It’s kind of weird – I thought I was immune. I’ve heard about other writers who, when they complete a story, discover they have trouble submitting it anywhere. The fear of rejection makes them nervous, thus making it difficult to send the story out in the first place. Some writers, I’m told, never get past that obstacle. I always scoffed, thinking to myself that if you never take the risk and submit the story, you’ll never really get started. I figured that I would probably never have trouble submitting stories of my own, once the time came.

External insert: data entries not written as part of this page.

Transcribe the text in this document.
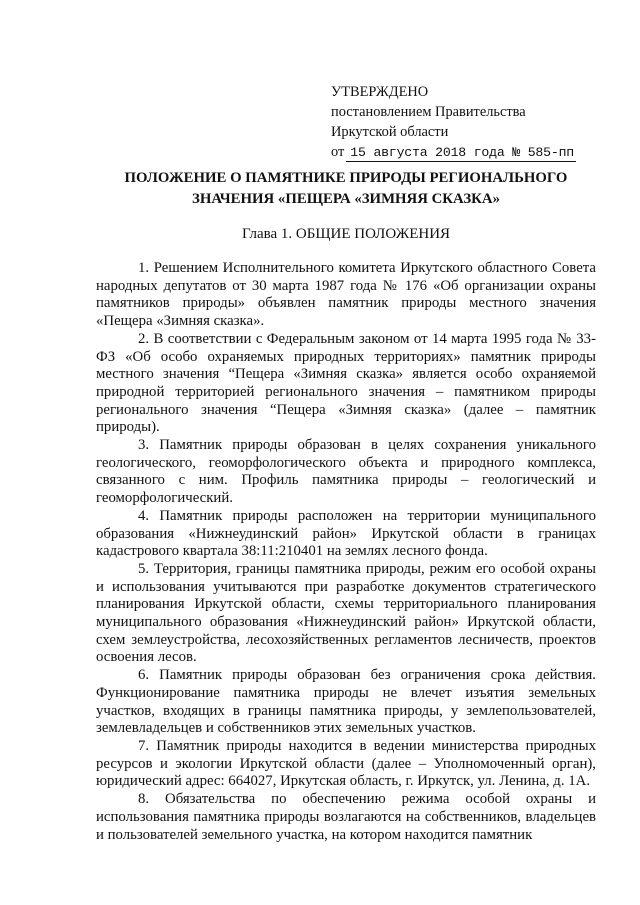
УТВЕРЖДЕНО
постановлением Правительства
Иркутской области
от 15 августа 2018 года № 585-пп
ПОЛОЖЕНИЕ О ПАМЯТНИКЕ ПРИРОДЫ РЕГИОНАЛЬНОГО
ЗНАЧЕНИЯ «ПЕЩЕРА «ЗИМНЯЯ СКАЗКА»
Глава 1. ОБЩИЕ ПОЛОЖЕНИЯ

1. Решением Исполнительного комитета Иркутского областного Совета народных депутатов от 30 марта 1987 года № 176 «Об организации охраны памятников природы» объявлен памятник природы местного значения «Пещера «Зимняя сказка».

2. В соответствии с Федеральным законом от 14 марта 1995 года № 33-ФЗ «Об особо охраняемых природных территориях» памятник природы местного значения “Пещера «Зимняя сказка» является особо охраняемой природной территорией регионального значения – памятником природы регионального значения “Пещера «Зимняя сказка» (далее – памятник природы).

3. Памятник природы образован в целях сохранения уникального геологического, геоморфологического объекта и природного комплекса, связанного с ним. Профиль памятника природы – геологический и геоморфологический.

4. Памятник природы расположен на территории муниципального образования «Нижнеудинский район» Иркутской области в границах кадастрового квартала 38:11:210401 на землях лесного фонда.

5. Территория, границы памятника природы, режим его особой охраны и использования учитываются при разработке документов стратегического планирования Иркутской области, схемы территориального планирования муниципального образования «Нижнеудинский район» Иркутской области, схем землеустройства, лесохозяйственных регламентов лесничеств, проектов освоения лесов.

6. Памятник природы образован без ограничения срока действия. Функционирование памятника природы не влечет изъятия земельных участков, входящих в границы памятника природы, у землепользователей, землевладельцев и собственников этих земельных участков.

7. Памятник природы находится в ведении министерства природных ресурсов и экологии Иркутской области (далее – Уполномоченный орган), юридический адрес: 664027, Иркутская область, г. Иркутск, ул. Ленина, д. 1А.

8. Обязательства по обеспечению режима особой охраны и использования памятника природы возлагаются на собственников, владельцев и пользователей земельного участка, на котором находится памятник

I’m discovering, though, that the fear is, indeed, there. Granted, I’ve already submitted my first story and been rejected. Of course, this doesn’t really make it any easier to submit again, despite the fact that I knew it would have to be extraordinarily stellar writing in order for my first work to get accepted anywhere. Now, I have these visions in my head of the editors laughing as they read my story, mocking it and making fun of it, shaking their heads with tears of laughter streaming down their faces as they wonder why any writer as pathetically bad as me would ever imagine I might be able to get published. I picture them sending that rejection letter back to me with glee as they pronounce my story doomed, having fed it to some firy hellbeast, such being the horror of the work I produced.

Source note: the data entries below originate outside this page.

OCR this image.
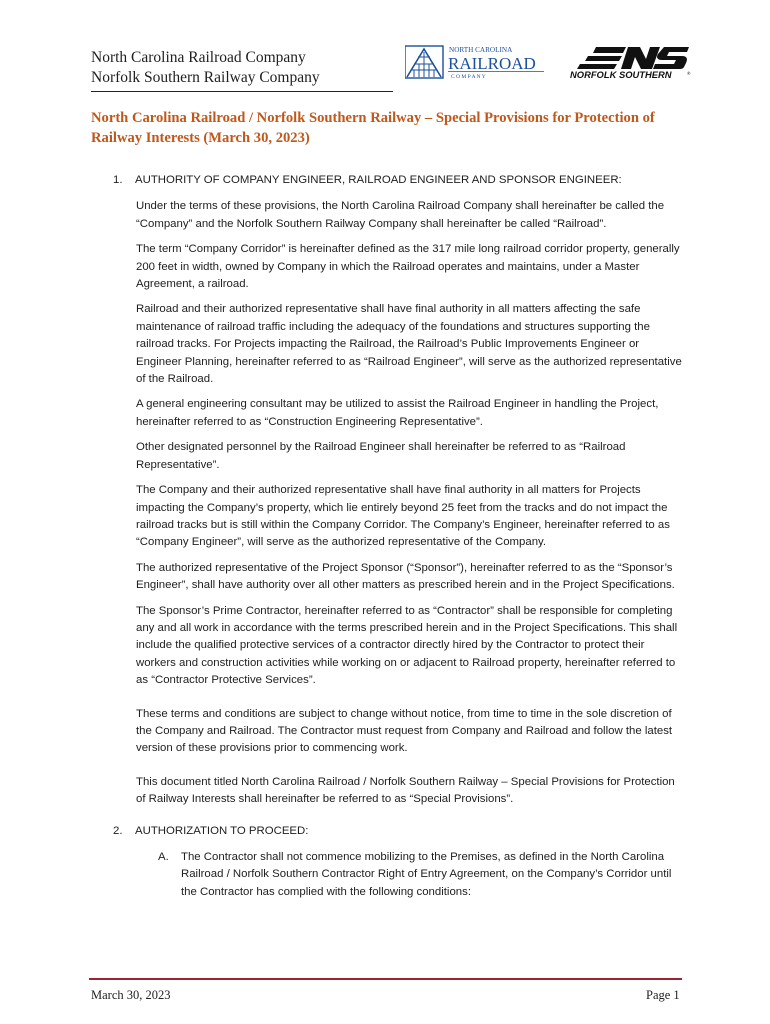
North Carolina Railroad Company
Norfolk Southern Railway Company
NORTH CAROLINA
RAILROAD
C O M P A N Y	NORFOLK SOUTHERN	®
North Carolina Railroad / Norfolk Southern Railway – Special Provisions for Protection of Railway Interests (March 30, 2023)
1. AUTHORITY OF COMPANY ENGINEER, RAILROAD ENGINEER AND SPONSOR ENGINEER:

Under the terms of these provisions, the North Carolina Railroad Company shall hereinafter be called the “Company” and the Norfolk Southern Railway Company shall hereinafter be called “Railroad”.

The term “Company Corridor” is hereinafter defined as the 317 mile long railroad corridor property, generally 200 feet in width, owned by Company in which the Railroad operates and maintains, under a Master Agreement, a railroad.

Railroad and their authorized representative shall have final authority in all matters affecting the safe maintenance of railroad traffic including the adequacy of the foundations and structures supporting the railroad tracks. For Projects impacting the Railroad, the Railroad’s Public Improvements Engineer or Engineer Planning, hereinafter referred to as “Railroad Engineer”, will serve as the authorized representative of the Railroad.

A general engineering consultant may be utilized to assist the Railroad Engineer in handling the Project, hereinafter referred to as “Construction Engineering Representative”.

Other designated personnel by the Railroad Engineer shall hereinafter be referred to as “Railroad Representative”.

The Company and their authorized representative shall have final authority in all matters for Projects impacting the Company’s property, which lie entirely beyond 25 feet from the tracks and do not impact the railroad tracks but is still within the Company Corridor. The Company’s Engineer, hereinafter referred to as “Company Engineer”, will serve as the authorized representative of the Company.

The authorized representative of the Project Sponsor (“Sponsor”), hereinafter referred to as the “Sponsor’s Engineer”, shall have authority over all other matters as prescribed herein and in the Project Specifications.

The Sponsor’s Prime Contractor, hereinafter referred to as “Contractor” shall be responsible for completing any and all work in accordance with the terms prescribed herein and in the Project Specifications. This shall include the qualified protective services of a contractor directly hired by the Contractor to protect their workers and construction activities while working on or adjacent to Railroad property, hereinafter referred to as “Contractor Protective Services”.

These terms and conditions are subject to change without notice, from time to time in the sole discretion of the Company and Railroad. The Contractor must request from Company and Railroad and follow the latest version of these provisions prior to commencing work.

This document titled North Carolina Railroad / Norfolk Southern Railway – Special Provisions for Protection of Railway Interests shall hereinafter be referred to as “Special Provisions”.

2. AUTHORIZATION TO PROCEED:
A. The Contractor shall not commence mobilizing to the Premises, as defined in the North Carolina Railroad / Norfolk Southern Contractor Right of Entry Agreement, on the Company’s Corridor until the Contractor has complied with the following conditions:
March 30, 2023	Page 1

Then again, I’ve always had an active imagination – both my greatest ally and my greatest adversary. The very thing that provides me my story ideas is the thing that makes it so easy for me to visualize my failure.

I’m actually very eager to submit another story somewhere, but I’m also nervous about the proposal of doing so. Story #2 is in its first draft form, and I still face the daunting task of figuring out where I should send it, once the final draft is complete. I’d love to submit it to the same place that Story #1 went – it’s a fantastic magazine – but fear says that the editors will see my name on it and trash it out of hand, without ever reading it, because they might remember how bad the first was. In actuality, they will probably be lucky to remember my name, given the number of stories in the slush pile they must read each month. Still, the prospect of submitting is a bit frightful, and there are lots of places out there that might be willing to give a new writer a fair chance. Guess I’ll just have to try a few out.